Kemalizme vurulan Türk-İslam aşısı tersi etki doğurarak politik islamın toplumsal tabanını genişletti. Tabanı daralan kemalizmin gerçekleştirdiği  28 Şubat darbesi başarısız oldu. 90’ların sonunda 2000’lerin başında devlet krizi burjuva değişim programı aracılığıyla Türkiye’nin emperyalist küreselleşmeye entegrasyonuydu. Emperyalist mali oligarşi ve işbirlikçi sermaye oligarşisi birlikte ekonomik alt yapıda değişimine uygun olarak siyasi üst yapıda değişimi hızlandırdı. AKP-Cemaat ittifakı bu dönemde iktidar oldu. Sermaye oligarşisi ABD ve AB ile birlikte politik islamcı AKP-Cemaat ittifakı generalleri yenilgiye uğrattı. 27 Nisan muhtırası sonrasında gelinen cumhurbaşkanlığı seçimi kırılma noktası oldu. Faşist diktatörlüğün yarı askeri niteliği değişime uğradı.

Faşist diktatörlüğün askeri karakterindeki değişimle birlikte coğrafyada gelişen Rojava Devrimi, Gezi-Haziran ayaklanması, 7 Haziran seçim zaferi faşist diktatörlüğü krize soktu. 6-8 Ekim Serhildanı ile başlayan süreç ve Suriye politikasının çökmesi rejimi derinden sarstı. Faşist Diktatörlük, 20 Temmuz’da sosyalist gençlerin arasında patlattığı bombayla saray darbesini yürürlüğe soktu. Faşist diktatörlüğün geçmişte yönetim organı MGK’nın yerini saray aldı. Sömürgeci faşist diktatörlük, Kuzey Kürdistan’da Kürt özgürlük hareketiyle özyönetim savaşlarına girişti. Türkiye tarafındaysa gözaltı-tutuklama terörü, kitle katliamları, baskı ve sansür politikaları yürüttü.

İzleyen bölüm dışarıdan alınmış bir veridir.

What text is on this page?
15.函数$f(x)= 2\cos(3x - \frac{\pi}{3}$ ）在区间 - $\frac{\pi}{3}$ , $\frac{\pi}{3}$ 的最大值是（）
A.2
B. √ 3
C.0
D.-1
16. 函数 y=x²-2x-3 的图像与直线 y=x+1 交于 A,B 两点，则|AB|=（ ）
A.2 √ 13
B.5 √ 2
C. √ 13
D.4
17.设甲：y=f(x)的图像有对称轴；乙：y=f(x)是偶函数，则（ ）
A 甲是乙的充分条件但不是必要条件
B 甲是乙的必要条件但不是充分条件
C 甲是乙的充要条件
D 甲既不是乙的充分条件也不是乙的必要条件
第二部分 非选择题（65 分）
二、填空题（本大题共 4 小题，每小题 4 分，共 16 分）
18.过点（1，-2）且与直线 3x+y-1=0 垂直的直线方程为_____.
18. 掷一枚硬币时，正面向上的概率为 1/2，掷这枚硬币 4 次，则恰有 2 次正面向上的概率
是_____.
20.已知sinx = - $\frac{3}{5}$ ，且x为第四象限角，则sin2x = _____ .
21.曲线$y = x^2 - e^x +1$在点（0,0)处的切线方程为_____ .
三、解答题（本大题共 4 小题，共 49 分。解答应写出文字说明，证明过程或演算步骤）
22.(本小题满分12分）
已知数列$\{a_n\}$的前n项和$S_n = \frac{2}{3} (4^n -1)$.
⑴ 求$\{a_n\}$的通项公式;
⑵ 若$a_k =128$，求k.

Rejim krizi ise derinleşmeye başladı. 15 Temmuz askeri darbe girişimi böyle bir dönemde patlak verdi. Devletin egemen kliklerinden Cemaat ve Erdoğan silahlı olarak çatıştı. Erdoğan, paramiliter güçleri ve diğer kliklerle ittifakı ile bu darbe girişimini başarısızlığa uğrattı. Yenikapı’da kurulan ve egemen kliklerin tamamını kapsayan millici-faşist cephe rejim krizinde egemen kliklerin pozisyonunu göstermiştir. Erdoğan şahsında yürütülen başkanlık rejiminin inşası, faşist diktatörlüğün varlık yokluk savaşımıdır.